部屋の前にはお姉ちゃんが二人で抱き締め合い、泣いていた。
少し離れた位置にパパと、パパに抱かれている妹の琴音がいた。
「奏多。起きたか・・・」
パパが、僕たちに近寄ってきた。
「春果。。。その・・・事故で冬馬くんの損傷が激しいそうなんだ。
お義父さんとお義母さんだけが中に。。。」
「そう・・・じゃあ、私たちも中に入るのは・・・」
ママは、お兄ちゃんに会うのを躊躇った。
僕はママの手を放すと、スタスタと歩いて行く。
「おい。奏多。」
パパが呼び止める。
「僕、お兄ちゃんに会いたい。

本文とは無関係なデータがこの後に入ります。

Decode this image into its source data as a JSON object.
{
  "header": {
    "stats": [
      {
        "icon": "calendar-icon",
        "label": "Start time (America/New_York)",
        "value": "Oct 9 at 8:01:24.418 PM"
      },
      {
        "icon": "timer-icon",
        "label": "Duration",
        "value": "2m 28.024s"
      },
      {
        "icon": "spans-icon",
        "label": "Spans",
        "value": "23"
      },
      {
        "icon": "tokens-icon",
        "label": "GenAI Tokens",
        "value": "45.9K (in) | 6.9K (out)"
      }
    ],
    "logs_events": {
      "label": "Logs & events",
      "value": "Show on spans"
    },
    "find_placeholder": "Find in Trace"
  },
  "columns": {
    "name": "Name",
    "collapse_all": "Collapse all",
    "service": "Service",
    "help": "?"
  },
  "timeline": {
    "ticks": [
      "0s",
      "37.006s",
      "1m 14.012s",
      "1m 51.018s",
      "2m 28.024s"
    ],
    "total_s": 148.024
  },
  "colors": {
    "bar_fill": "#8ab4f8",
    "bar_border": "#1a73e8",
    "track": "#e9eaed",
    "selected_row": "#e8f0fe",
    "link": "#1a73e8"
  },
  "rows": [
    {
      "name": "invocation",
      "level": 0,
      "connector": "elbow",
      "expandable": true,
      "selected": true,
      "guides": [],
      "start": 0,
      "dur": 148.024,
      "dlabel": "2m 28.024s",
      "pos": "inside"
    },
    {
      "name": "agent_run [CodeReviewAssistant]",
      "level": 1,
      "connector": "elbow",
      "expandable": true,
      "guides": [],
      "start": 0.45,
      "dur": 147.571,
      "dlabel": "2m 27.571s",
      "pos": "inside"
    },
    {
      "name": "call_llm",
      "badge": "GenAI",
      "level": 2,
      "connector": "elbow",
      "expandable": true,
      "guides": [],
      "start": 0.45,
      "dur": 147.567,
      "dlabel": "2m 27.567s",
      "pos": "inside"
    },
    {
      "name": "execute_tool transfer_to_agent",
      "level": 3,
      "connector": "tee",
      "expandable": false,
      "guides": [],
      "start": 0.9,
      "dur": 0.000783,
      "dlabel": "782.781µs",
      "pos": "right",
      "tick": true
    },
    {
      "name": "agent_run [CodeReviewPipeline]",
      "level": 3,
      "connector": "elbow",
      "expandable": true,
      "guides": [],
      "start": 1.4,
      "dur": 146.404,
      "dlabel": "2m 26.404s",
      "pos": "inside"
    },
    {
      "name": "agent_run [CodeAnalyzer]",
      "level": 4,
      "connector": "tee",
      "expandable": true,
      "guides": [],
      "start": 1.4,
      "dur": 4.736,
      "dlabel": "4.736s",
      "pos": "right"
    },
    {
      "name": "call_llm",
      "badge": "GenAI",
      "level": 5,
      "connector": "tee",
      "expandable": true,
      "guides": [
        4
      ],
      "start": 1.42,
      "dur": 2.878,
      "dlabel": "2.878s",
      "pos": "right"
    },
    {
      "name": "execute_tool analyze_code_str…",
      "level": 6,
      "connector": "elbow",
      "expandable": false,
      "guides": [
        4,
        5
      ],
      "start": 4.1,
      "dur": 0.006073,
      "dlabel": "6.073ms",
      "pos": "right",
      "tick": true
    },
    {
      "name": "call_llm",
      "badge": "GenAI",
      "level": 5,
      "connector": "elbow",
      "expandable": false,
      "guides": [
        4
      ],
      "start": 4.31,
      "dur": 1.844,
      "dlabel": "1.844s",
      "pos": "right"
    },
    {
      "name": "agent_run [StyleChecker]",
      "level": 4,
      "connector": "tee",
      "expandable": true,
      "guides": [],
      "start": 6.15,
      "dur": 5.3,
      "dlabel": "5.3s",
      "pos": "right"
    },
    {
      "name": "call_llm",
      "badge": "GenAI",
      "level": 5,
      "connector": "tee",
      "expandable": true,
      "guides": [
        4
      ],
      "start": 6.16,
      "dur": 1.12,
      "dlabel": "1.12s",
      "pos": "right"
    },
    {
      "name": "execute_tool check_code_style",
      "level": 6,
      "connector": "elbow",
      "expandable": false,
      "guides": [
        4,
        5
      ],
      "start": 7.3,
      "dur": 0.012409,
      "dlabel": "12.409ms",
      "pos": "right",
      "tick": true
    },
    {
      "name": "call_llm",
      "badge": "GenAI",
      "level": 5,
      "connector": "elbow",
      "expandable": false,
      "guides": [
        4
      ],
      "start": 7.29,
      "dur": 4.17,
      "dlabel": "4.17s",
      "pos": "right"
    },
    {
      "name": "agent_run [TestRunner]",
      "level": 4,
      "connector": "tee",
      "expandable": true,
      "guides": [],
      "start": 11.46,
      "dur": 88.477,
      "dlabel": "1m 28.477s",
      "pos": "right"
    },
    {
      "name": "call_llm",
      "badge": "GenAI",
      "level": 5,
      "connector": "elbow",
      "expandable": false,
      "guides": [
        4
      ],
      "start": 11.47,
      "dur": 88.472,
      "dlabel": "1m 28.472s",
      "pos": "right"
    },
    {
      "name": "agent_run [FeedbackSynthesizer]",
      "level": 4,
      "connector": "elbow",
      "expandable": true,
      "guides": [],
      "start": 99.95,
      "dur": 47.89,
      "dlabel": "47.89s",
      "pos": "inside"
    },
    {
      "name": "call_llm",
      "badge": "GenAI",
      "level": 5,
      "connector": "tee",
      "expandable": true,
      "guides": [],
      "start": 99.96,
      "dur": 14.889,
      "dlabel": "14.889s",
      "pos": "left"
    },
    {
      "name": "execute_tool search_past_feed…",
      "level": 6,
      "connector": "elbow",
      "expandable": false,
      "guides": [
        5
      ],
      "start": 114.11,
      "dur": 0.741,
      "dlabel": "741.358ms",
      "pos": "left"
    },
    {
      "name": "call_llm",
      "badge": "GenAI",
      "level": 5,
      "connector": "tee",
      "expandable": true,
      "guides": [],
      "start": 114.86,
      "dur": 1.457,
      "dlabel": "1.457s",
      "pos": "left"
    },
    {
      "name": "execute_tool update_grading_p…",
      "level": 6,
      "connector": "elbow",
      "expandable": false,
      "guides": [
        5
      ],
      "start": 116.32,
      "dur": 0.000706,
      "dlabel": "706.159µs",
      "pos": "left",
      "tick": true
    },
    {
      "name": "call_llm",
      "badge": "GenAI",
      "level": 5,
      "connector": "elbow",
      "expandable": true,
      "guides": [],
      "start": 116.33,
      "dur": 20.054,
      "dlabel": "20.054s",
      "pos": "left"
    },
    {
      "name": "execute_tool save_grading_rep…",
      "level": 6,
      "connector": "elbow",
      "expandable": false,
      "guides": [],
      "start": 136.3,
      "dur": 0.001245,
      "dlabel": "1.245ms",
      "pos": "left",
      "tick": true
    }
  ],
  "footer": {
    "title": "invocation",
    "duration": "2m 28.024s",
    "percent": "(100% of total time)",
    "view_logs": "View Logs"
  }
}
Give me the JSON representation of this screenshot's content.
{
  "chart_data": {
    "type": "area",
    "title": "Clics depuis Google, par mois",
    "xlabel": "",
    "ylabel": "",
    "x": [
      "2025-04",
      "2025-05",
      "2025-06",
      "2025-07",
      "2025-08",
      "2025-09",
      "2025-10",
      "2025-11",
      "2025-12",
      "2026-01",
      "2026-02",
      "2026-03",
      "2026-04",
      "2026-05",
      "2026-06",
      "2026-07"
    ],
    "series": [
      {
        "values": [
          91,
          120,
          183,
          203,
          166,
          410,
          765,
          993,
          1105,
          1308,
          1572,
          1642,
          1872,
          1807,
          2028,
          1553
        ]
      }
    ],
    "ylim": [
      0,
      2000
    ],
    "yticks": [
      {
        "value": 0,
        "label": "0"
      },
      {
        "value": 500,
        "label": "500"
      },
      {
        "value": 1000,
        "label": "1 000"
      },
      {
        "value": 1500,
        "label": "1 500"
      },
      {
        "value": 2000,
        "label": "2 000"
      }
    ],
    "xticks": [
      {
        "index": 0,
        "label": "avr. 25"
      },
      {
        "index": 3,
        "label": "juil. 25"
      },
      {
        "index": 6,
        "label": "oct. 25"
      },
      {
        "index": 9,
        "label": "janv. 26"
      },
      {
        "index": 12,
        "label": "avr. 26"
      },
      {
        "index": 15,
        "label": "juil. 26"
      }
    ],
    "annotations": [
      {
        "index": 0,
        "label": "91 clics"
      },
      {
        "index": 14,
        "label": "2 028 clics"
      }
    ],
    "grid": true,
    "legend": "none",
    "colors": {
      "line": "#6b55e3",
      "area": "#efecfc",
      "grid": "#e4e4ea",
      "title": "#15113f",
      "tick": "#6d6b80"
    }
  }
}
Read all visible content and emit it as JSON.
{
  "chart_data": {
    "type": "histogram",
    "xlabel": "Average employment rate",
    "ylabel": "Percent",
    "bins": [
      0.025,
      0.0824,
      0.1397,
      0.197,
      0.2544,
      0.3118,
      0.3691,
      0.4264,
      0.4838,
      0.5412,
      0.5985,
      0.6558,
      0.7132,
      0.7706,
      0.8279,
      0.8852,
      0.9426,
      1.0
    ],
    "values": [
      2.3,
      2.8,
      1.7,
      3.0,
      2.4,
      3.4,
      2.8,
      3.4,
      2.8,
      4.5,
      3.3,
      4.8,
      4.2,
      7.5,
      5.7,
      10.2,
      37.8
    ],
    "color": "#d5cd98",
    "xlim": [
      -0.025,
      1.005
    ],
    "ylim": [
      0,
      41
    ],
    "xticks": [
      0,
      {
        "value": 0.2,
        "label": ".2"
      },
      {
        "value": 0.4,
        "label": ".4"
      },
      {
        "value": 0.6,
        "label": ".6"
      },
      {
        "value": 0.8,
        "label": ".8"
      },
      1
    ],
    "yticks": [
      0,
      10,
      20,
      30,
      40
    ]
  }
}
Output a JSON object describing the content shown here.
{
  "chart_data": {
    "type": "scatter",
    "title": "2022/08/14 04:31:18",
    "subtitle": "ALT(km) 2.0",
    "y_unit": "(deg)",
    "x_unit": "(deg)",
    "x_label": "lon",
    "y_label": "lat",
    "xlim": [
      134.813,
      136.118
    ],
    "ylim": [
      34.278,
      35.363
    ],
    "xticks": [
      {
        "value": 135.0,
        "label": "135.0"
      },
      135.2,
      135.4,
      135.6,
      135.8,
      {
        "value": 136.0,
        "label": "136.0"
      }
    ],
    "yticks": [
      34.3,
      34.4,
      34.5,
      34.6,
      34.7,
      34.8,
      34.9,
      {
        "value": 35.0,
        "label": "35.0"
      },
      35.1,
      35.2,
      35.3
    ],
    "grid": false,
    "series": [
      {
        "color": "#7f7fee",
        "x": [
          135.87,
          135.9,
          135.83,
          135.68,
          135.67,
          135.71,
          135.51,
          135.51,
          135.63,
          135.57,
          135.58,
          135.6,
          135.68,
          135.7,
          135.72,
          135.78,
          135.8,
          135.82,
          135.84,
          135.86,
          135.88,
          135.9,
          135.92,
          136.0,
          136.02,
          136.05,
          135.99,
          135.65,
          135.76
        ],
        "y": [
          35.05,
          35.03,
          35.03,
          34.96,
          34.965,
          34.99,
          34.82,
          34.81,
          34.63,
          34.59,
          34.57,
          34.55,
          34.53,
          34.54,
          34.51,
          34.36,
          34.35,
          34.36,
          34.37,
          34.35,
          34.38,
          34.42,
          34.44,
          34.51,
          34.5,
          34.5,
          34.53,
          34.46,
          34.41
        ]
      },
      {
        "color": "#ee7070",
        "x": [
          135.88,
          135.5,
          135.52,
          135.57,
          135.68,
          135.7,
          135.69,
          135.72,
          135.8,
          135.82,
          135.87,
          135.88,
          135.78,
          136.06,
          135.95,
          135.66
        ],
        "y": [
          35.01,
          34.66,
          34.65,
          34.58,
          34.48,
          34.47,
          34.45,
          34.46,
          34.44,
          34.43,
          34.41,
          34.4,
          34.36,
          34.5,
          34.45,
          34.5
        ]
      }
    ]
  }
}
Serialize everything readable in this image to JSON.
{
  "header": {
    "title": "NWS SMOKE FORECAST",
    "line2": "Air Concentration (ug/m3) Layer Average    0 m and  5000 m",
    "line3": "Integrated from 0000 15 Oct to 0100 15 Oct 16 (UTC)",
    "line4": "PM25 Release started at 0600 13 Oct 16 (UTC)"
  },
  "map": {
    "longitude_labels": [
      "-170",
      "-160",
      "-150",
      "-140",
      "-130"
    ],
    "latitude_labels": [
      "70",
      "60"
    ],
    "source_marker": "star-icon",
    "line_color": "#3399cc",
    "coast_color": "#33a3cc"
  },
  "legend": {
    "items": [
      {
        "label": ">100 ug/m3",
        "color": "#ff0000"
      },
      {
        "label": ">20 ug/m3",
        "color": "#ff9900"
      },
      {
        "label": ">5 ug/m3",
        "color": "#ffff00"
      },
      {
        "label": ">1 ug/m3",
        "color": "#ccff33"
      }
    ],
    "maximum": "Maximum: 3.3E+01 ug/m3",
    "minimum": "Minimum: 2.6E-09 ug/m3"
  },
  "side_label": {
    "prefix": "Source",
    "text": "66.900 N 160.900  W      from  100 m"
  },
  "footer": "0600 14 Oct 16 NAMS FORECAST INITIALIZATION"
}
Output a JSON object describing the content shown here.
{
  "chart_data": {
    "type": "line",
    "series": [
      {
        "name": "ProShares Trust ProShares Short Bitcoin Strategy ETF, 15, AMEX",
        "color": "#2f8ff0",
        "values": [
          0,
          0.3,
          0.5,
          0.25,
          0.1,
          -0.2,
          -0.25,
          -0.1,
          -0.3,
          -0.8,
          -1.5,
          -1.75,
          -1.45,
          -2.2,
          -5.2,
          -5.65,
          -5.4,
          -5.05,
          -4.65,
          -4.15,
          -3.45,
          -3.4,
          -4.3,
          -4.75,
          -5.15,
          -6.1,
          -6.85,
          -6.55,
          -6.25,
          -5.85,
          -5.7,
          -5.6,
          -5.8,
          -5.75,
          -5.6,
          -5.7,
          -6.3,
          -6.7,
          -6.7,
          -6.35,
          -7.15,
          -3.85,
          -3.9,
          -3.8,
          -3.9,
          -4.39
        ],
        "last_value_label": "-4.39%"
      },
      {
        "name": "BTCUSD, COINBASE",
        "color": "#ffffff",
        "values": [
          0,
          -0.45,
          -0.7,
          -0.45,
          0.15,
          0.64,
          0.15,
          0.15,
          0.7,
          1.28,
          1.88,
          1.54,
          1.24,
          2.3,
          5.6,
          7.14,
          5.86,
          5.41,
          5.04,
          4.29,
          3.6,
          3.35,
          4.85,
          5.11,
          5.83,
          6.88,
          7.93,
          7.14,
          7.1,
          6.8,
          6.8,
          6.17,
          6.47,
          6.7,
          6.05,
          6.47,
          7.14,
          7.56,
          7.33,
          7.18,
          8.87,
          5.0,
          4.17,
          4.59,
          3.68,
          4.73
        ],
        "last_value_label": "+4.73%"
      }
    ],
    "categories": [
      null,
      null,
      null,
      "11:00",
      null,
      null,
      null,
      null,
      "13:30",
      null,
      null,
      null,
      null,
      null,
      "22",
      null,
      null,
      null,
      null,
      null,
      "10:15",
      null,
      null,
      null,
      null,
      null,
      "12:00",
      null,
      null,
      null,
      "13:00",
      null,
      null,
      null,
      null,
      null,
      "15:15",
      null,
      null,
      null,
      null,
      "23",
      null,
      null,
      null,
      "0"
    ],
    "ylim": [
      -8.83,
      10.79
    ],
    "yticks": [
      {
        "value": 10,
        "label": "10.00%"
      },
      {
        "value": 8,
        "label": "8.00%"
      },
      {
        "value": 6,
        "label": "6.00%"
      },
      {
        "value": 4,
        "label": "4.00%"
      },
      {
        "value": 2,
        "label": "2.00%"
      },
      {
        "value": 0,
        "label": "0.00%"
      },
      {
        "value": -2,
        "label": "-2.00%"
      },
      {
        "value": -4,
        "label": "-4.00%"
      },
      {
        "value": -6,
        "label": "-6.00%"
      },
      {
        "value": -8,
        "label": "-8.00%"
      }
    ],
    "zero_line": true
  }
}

」
パパは分かったというと、霊安室の扉を開けてくれた。
ベッドの上に白い布をかぶされて寝ている人がいる。
警察官みたいな人と、お医者さん、そして、お祖父ちゃんとうなだれかかるお祖母ちゃんがいた。
僕たちが入ってきたことに驚いている。
「冬馬くんに挨拶を。」
パパがポツリと言うと、お祖父ちゃんが黙って肯いた。
看護師さんが、顔の布をどけてくれる。
傷だらけだった。
痛かっただろうに、僕の夢に出て来てくれた。
「お兄ちゃん。僕、ラグビー選手になるよ。」
僕は、お兄ちゃんの前で誓った。